Your teacher training may have provided sound theory and a collection of instructional techniques, but it's often the practical details that can make day-to-day survival difficult in your first days, weeks, and years of teaching. For new teachers or those just new to the middle-school environment, here is an invaluable resource from the author of Meet Me in the Middle that will help you walk in the door prepared to teach. Oriented toward the unique experience of teaching grades 5 through 9, Day One and Beyond delivers proven best practices along with often-humorous observations that provide a window into the middle school environment. Based on his many years of research and experience in the middle school classroom, Rick offers frontline advice practical survival matters, such as what to do the first day and week, setting up the grade book and other record keeping, and what to do if you only have one computer in the classroom;classroom management, including discipline, getting students' attention, and roving classrooms;social issues, like the unique nature of middle-level students, relating to students, and positive relations with parents;professional concerns, from collegiality with teammates to professional resources all middle-level teachers should have.Content and instruction are important, but so are the practical matters that enable sound teaching practice. Day One and Beyond shows middle-level teachers how to manage the physical and emotional aspects of their unique environment so they can do what they've been trained to successfully teach young adolescents.
Wormeli gives lots of practical advice I wish I had known my first year teaching middle school. But at 20 years old the advice is aged and needs refreshing.
I just wrote a blog post that I owe to this book. Here is an excerpt:
At the end of last year, I bought Day One and Beyond to help plan my vision for next year. The beginning of the book offered a bit of wisdom that is my main motivating mantra for the year:
“… allow yourselves to be 200 percent better at teaching during your second year of service instead of battering yourselves during your first year of teaching for every mistake you’ve made (Wormeli, 2003).”

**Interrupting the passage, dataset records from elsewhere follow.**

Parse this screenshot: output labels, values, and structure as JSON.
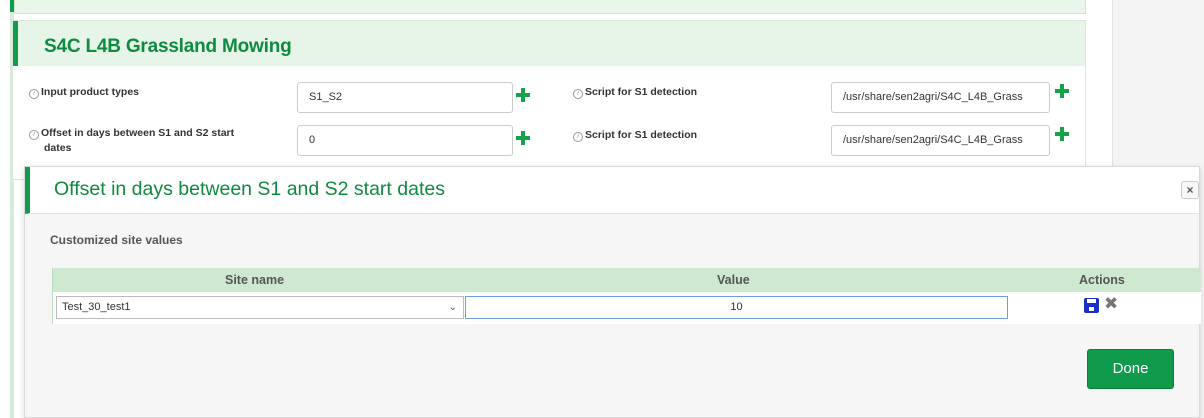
{
  "top_panel": {},
  "grassland_panel": {
    "title": "S4C L4B Grassland Mowing",
    "fields": [
      {
        "label": "Input product types",
        "value": "S1_S2"
      },
      {
        "label_line1": "Offset in days between S1 and S2 start",
        "label_line2": "dates",
        "value": "0"
      }
    ],
    "right_fields": [
      {
        "label": "Script for S1 detection",
        "value": "/usr/share/sen2agri/S4C_L4B_Grass"
      },
      {
        "label": "Script for S1 detection",
        "value": "/usr/share/sen2agri/S4C_L4B_Grass"
      }
    ]
  },
  "modal": {
    "title": "Offset in days between S1 and S2 start dates",
    "close_label": "×",
    "section_label": "Customized site values",
    "table": {
      "columns": [
        "Site name",
        "Value",
        "Actions"
      ],
      "rows": [
        {
          "site_name": "Test_30_test1",
          "value": "10"
        }
      ]
    },
    "done_label": "Done"
  },
  "icons": {
    "info": "info-icon",
    "plus": "plus-icon",
    "save": "save-icon",
    "delete": "delete-icon",
    "chevron": "chevron-down-icon",
    "close": "close-icon"
  },
  "colors": {
    "accent_green": "#0f9b4b",
    "header_green": "#e7f5e8",
    "table_head": "#cfe8d0",
    "save_blue": "#1a2fc4"
  }
}
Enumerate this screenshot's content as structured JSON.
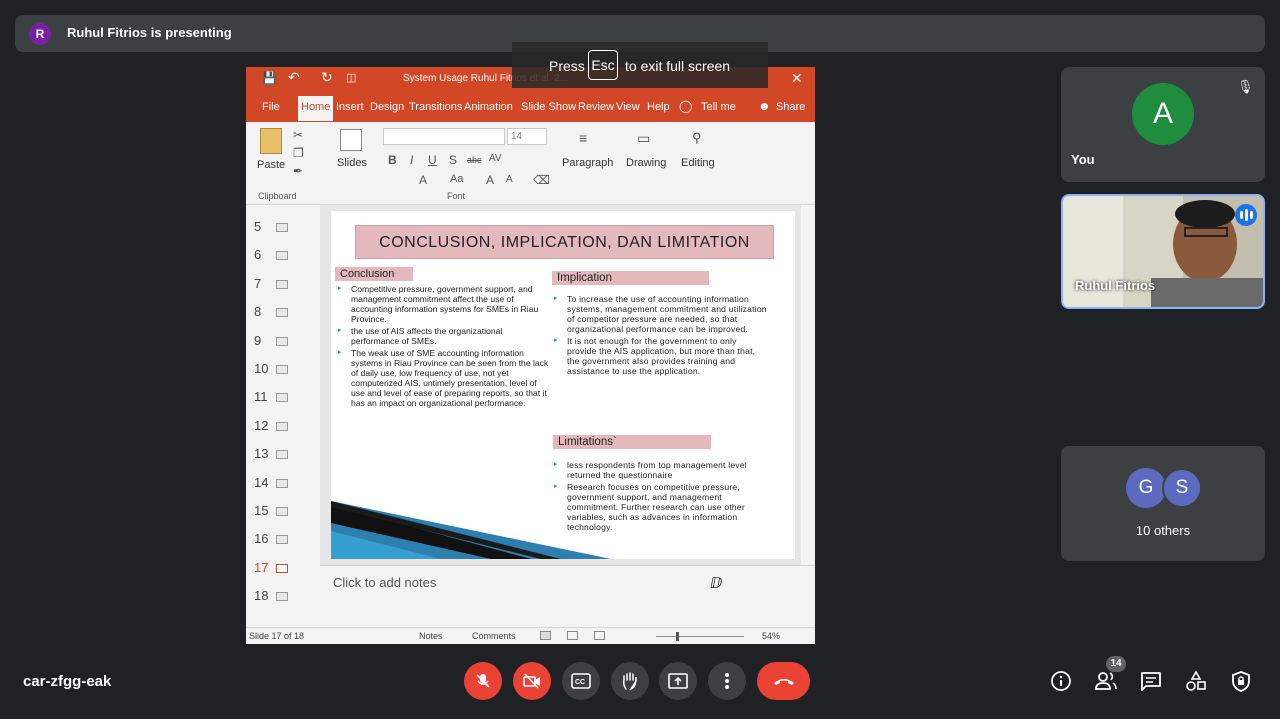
{
  "presenting": {
    "avatar_letter": "R",
    "text": "Ruhul Fitrios is presenting"
  },
  "fullscreen_msg": {
    "press": "Press",
    "key": "Esc",
    "rest": "to exit full screen"
  },
  "ppt": {
    "window_title": "System Usage Ruhul Fitrios et al. 2...",
    "tabs": [
      "File",
      "Home",
      "Insert",
      "Design",
      "Transitions",
      "Animation",
      "Slide Show",
      "Review",
      "View",
      "Help",
      "Tell me",
      "Share"
    ],
    "ribbon": {
      "paste": "Paste",
      "clipboard": "Clipboard",
      "slides": "Slides",
      "font": "Font",
      "font_size": "14",
      "paragraph": "Paragraph",
      "drawing": "Drawing",
      "editing": "Editing"
    },
    "thumbnails": [
      "5",
      "6",
      "7",
      "8",
      "9",
      "10",
      "11",
      "12",
      "13",
      "14",
      "15",
      "16",
      "17",
      "18"
    ],
    "current_slide": "17",
    "slide": {
      "title": "CONCLUSION, IMPLICATION, DAN LIMITATION",
      "conclusion_head": "Conclusion",
      "conclusion_items": [
        "Competitive pressure, government support, and management commitment affect the use of accounting information systems for SMEs in Riau Province.",
        "the use of AIS affects the organizational performance of SMEs.",
        "The weak use of SME accounting information systems in Riau Province can be seen from the lack of daily use, low frequency of use, not yet computerized AIS, untimely presentation, level of use and level of ease of preparing reports, so that it has an impact on organizational performance."
      ],
      "implication_head": "Implication",
      "implication_items": [
        "To increase the use of accounting information systems, management commitment and utilization of competitor pressure are needed, so that organizational performance can be improved.",
        "It is not enough for the government to only provide the AIS application, but more than that, the government also provides training and assistance to use the application."
      ],
      "limitations_head": "Limitations`",
      "limitations_items": [
        "less respondents from top management level returned the questionnaire",
        "Research focuses on competitive pressure, government support, and management commitment. Further research can use other variables, such as advances in information technology."
      ]
    },
    "notes_placeholder": "Click to add notes",
    "status": {
      "slide_of": "Slide 17 of 18",
      "notes": "Notes",
      "comments": "Comments",
      "zoom": "54%"
    }
  },
  "participants": {
    "you": {
      "letter": "A",
      "name": "You",
      "color": "#1e8e3e"
    },
    "ruhul": {
      "name": "Ruhul Fitrios"
    },
    "others": {
      "g": "G",
      "s": "S",
      "label": "10 others"
    }
  },
  "bottom": {
    "meeting_code": "car-zfgg-eak",
    "people_count": "14"
  }
}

(And yes, I also praise the joys of Librarything in the post. While I have been on Goodreads for awhile now, Librarything has the most amazing app to scan books!)
I feel like I will never be finished with this Wormeli book. It seems like it demands to be reread for the next few years in my teaching. It's exactly what I needed in terms of advice.
Good Book, if you are a teacher and looking for some summer reading to freshen up your art... this would be helpful. Creative ideas for setting up our class rooms and the atmosphere. Some ideas are not necessarily doable, but one can sort through the thoughts and apply thsoe that fit you.
Wonderful. Wormeli writes with specificity and compassion about the challenges of teaching middle school. His advice, more than any other authors' on the subject, stayed with me throughout my first year.
Primarily for teachers in their first couple of years of teaching, this book still offers some practical tips for more seasoned teachers...with Rick Wormeli's humor, of course.
I enjoyed this book while in grad school and think that most first year teachers should read it too. There are some ideas that I wish would work but definitely don't in my school.
Good ideas--this is definitely geared toward middle school. I started reading it when I thought I would be teaching 6th--but now it looks more like 4th...
I wish I had read this last summer (before my first year of teaching), however, it still had a bunch of advice and tips that I'll use this coming yeat.
I read this book a few years ago when I first became a teacher but thought I should revisit it. Wormeli offers great advice for any teacher, experienced or new to the profession.